No other GOP president would have achieved tax cuts.  No other GOP president would have pulled out of the Paris climate farce.  No other GOP president would have moved the US embassy to Jerusalem.  No other GOP president would have jettisoned NAFTA (a mistake) and would have engaged in a global trade war (another mistake.)  

On and on it goes.

Yet, Trump is a fighter even in situations where he looks ridiculous.  He tries to stick to his public word even when video tape provides conclusive evidence that he's lying through his teeth.  He makes no apologies when he should be begging forgiveness.  He leaves no perceived slight unanswered.  One wonders what level tirade results on those late evenings in the Executive Residence when he has trouble slipping on a pajama shirt. 
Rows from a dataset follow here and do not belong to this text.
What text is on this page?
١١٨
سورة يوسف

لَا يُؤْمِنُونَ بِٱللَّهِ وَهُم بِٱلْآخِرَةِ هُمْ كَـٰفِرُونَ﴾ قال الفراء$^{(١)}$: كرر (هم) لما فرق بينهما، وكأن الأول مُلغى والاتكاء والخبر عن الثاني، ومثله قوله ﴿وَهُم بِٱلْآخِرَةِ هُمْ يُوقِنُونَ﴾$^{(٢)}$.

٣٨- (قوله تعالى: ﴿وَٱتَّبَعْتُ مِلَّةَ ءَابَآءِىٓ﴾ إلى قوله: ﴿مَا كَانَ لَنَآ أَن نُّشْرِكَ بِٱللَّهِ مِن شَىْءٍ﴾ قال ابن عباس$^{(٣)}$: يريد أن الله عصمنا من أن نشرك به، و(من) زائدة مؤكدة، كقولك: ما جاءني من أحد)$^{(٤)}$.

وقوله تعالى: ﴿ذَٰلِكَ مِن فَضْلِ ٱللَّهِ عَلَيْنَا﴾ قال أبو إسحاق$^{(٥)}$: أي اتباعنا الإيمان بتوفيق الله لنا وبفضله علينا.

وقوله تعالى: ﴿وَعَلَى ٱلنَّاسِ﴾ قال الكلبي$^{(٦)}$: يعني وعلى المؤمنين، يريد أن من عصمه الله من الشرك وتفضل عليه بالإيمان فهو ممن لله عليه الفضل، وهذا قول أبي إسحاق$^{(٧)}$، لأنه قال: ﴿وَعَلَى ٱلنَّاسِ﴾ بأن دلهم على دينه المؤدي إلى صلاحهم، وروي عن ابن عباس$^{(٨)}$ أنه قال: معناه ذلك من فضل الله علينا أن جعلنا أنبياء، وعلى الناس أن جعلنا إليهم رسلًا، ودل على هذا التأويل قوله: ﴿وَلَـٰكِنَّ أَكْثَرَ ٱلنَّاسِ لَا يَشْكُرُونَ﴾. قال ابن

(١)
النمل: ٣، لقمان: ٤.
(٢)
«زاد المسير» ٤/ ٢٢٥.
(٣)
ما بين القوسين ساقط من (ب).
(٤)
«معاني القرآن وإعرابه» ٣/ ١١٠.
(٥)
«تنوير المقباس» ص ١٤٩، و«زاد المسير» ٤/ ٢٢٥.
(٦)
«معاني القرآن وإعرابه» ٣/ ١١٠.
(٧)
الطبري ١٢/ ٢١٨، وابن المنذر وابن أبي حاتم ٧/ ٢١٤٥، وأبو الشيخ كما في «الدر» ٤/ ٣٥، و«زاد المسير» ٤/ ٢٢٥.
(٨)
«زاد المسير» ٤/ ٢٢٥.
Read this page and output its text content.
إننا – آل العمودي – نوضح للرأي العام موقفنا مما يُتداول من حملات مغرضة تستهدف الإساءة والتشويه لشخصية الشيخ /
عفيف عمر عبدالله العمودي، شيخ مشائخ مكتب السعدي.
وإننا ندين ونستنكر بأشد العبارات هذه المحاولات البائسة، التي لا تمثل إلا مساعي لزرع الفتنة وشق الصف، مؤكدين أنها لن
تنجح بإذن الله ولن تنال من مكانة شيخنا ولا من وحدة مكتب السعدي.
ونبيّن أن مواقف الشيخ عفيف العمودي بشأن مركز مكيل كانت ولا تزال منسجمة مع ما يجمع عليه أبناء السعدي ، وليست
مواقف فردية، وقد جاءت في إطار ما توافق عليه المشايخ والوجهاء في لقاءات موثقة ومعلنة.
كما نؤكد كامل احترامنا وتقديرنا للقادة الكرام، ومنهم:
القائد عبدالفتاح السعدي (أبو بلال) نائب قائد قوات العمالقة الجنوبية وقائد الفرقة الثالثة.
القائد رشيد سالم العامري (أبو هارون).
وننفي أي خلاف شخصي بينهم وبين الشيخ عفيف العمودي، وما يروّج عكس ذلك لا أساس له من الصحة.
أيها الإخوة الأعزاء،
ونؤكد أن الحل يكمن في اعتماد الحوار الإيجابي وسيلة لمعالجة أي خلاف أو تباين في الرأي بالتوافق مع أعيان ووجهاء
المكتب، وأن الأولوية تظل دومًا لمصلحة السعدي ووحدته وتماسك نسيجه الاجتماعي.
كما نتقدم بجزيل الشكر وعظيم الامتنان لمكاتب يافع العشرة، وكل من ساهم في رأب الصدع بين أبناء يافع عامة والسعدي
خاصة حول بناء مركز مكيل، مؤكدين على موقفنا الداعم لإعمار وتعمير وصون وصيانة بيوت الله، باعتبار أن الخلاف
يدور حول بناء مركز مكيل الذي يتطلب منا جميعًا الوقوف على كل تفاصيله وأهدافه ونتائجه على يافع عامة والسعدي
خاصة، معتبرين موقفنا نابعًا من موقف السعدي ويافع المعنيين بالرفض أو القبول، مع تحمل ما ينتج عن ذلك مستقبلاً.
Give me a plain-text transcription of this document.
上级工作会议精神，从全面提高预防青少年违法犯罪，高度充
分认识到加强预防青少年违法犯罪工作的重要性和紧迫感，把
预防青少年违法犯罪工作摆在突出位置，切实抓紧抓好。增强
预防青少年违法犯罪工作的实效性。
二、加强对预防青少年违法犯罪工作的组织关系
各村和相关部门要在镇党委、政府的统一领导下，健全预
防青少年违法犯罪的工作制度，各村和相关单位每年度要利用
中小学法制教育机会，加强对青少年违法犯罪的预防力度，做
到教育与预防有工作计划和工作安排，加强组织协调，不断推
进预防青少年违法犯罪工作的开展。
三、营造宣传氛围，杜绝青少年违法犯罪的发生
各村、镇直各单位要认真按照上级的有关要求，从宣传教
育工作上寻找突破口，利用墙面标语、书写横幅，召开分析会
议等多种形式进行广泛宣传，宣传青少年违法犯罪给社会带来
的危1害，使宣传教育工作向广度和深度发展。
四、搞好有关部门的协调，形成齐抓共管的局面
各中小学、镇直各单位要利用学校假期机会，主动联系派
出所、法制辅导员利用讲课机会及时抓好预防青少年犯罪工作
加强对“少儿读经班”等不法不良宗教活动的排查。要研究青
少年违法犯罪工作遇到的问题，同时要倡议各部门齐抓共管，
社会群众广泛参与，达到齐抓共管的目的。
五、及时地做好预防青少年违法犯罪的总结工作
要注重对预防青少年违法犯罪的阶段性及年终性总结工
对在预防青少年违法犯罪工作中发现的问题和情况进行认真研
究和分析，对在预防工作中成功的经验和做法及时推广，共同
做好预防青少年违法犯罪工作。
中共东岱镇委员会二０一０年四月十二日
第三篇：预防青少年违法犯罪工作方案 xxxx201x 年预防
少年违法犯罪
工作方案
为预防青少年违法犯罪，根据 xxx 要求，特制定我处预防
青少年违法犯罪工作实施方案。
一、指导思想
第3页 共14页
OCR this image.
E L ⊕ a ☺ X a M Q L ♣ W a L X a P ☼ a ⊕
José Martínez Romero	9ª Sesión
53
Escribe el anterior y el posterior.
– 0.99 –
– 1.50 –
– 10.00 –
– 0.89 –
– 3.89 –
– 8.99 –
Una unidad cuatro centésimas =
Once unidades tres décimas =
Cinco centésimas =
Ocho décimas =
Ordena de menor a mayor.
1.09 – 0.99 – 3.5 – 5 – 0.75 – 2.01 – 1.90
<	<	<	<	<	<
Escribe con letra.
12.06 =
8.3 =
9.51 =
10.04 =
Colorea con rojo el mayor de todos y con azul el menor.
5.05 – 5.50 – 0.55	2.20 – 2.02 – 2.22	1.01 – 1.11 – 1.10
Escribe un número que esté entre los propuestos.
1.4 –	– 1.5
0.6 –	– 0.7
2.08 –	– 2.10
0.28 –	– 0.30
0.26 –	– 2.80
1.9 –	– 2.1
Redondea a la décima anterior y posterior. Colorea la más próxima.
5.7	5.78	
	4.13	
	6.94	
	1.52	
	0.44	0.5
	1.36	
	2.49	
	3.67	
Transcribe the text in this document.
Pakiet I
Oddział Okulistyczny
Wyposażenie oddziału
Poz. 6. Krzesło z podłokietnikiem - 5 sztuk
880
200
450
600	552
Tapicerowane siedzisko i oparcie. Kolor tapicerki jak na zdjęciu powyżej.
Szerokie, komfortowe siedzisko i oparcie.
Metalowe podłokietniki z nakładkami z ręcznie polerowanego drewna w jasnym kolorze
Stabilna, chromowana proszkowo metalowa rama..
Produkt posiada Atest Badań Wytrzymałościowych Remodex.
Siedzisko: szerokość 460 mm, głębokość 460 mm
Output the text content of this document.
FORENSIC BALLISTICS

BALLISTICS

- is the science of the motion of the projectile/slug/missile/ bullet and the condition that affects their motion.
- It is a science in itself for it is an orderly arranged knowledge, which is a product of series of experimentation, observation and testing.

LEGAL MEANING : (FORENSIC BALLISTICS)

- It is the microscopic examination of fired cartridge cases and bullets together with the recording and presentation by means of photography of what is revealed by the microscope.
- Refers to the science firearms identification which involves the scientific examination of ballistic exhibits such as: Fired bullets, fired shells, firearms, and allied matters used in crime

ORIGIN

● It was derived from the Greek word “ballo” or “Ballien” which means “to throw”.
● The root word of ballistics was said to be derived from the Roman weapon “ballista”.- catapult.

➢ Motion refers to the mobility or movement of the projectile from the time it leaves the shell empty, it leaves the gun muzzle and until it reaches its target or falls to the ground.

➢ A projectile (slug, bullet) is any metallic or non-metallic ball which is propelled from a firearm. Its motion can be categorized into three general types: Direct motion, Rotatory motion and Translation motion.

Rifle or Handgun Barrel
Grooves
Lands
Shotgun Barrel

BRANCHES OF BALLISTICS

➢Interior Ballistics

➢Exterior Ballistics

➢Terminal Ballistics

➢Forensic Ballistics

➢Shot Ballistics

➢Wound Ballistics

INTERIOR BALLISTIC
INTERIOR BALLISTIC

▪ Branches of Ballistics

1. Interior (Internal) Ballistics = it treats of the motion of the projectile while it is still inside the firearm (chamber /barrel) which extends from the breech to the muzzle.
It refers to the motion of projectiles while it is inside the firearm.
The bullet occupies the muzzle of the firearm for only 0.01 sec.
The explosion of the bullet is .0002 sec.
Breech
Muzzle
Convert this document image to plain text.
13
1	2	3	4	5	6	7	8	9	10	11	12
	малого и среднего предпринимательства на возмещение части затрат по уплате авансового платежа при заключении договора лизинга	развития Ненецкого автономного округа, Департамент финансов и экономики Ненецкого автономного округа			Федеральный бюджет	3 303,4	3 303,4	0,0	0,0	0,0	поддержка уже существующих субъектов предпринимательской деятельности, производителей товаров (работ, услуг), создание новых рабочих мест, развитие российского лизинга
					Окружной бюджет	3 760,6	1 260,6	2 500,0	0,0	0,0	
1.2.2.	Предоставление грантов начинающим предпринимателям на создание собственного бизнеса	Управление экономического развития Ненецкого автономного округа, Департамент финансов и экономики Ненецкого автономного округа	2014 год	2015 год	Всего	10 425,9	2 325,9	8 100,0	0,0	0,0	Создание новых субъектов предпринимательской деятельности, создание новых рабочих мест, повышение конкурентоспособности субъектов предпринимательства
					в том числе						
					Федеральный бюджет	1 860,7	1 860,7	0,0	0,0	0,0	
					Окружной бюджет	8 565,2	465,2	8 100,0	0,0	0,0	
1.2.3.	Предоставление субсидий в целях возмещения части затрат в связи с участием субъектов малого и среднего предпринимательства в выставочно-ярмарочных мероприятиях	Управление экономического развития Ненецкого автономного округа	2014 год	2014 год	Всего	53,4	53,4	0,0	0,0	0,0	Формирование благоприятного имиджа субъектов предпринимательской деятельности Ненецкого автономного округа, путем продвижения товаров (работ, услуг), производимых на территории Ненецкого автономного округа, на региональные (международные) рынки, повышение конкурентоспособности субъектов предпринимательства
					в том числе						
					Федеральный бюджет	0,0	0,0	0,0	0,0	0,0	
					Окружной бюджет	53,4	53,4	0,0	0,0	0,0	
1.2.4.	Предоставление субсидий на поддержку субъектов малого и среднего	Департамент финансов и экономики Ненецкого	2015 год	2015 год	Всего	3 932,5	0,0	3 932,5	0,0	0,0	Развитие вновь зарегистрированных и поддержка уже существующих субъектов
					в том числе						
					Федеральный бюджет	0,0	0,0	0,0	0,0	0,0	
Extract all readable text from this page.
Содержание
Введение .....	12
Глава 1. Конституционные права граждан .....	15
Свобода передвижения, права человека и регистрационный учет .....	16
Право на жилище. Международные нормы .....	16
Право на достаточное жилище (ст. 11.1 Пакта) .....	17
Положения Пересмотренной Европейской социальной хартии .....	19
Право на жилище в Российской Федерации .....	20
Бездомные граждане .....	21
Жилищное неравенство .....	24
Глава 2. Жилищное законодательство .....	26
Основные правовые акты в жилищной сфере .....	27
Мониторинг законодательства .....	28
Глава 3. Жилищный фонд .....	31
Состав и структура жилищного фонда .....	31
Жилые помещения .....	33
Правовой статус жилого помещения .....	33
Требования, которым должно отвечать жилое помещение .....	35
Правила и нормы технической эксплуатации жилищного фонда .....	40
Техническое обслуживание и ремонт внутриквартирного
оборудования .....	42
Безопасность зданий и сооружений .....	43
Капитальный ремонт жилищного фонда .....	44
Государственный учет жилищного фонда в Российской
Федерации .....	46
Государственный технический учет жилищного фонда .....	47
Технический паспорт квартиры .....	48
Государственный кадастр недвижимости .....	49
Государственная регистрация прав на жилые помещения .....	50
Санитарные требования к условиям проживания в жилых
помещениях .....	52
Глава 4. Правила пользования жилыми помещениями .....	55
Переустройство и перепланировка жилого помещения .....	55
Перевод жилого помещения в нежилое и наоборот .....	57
Trump isn't just a mixed bag.  He's a multi-colored bag overstuffed with mixed bags. 

After two years of observation I believe his character flaws are worse than I thought they were on Election Day, but I find that his administration has pursued many more conservative policies than I thought would ever be possible.  My facial expression here could be described as a grimacing smile.

My hope is that Donald Trump is a transitional president for the GOP, one that bridges the gap between an establishment party that is not so dedicated to its professed principles as to actually pursue them once elected, and a party that has learned a lesson from the recent midterm losses--that character, words, honesty, temperament and founding principles have impact.

You don't have to be a jerk to stand up for yourself.  (This is not to be confused with not standing up for yourself at all as was George W. Bush's wont.)   

Unfortunately, being succinctly Trump means needlessly picking on people who are sometimes innocent, defenseless, sympathetic or all three.  This is behavior that cannot be excused when children do it, and a grown President of the United States should damn well refrain from it too.

The lesson of Trump for a conservative party is that the path ahead is rather straight and narrow but decidedly uphill.  The principles are already very well defined.  The individual is sovereign.  The powers of government are limited.  Our rights come to us from a higher order.  We are a nation of laws.  These conservative principles resonate with a sizable portion of the people and should be respected.

It’s going to take a future GOP candidate who is willing to stay on the principled road who also has the strength to push uphill.  

Trump has displayed to us a willingness to fight for what he believes in even if not the proper tactics for that fight.  That, if possessed by a virtuous candidate bent upon conservative ideals, would be a person worth voting for.